The report finds that operational forecast centers could increase the value of forecasts for officials and researchers by modifying procedures for archiving and disseminating information. In addition, improvements over the next several years to observational capabilities, statistical and dynamical models, and data assimilation systems should permit the forecast systems centers to better understand key processes -- such as variables in the atmosphere, ocean, or land surfaces -- that could help improve forecasts.

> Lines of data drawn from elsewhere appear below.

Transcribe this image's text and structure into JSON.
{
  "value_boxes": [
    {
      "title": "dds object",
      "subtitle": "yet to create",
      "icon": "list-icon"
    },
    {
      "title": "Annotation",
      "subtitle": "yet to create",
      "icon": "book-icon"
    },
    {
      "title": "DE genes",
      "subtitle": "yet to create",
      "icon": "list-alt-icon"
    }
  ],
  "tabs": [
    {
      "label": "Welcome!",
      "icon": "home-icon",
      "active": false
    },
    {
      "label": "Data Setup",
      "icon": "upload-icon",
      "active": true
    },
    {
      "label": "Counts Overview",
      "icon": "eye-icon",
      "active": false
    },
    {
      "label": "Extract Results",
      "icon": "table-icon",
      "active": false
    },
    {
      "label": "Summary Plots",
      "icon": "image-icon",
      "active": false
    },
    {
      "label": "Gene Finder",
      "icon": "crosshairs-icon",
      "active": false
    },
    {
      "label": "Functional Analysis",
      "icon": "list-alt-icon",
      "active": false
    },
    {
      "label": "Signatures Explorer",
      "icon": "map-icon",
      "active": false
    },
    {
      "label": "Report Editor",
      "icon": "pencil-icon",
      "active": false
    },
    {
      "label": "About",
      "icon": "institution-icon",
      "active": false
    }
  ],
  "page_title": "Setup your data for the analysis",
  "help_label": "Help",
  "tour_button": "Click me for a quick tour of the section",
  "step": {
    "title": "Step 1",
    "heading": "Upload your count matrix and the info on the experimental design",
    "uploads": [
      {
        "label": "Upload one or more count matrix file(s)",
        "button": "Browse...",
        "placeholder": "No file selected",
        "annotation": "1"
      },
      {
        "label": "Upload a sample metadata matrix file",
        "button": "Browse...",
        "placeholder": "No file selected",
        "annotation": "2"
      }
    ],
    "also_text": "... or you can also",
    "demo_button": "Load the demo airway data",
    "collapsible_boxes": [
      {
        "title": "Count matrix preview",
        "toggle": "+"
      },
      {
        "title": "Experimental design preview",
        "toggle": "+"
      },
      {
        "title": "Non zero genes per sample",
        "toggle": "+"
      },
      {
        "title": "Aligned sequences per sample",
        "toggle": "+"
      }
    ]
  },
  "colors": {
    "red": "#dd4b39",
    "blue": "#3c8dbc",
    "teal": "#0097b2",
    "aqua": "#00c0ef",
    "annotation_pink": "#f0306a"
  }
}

"There is an apparent plateau in our ability to make accurate seasonal forecasts; this report provides a road map to enable both scientific research and technical advancements to go beyond this plateau and produce seasonal forecasts that are of greater societal relevance," said Ben Kirtman, University of Miami Meteorology and Physical Oceanography professor and a co-author of the report. "One of the more daunting challenges in this regard is figuring out how to seamlessly transition research results into real improvements in operational forecasts."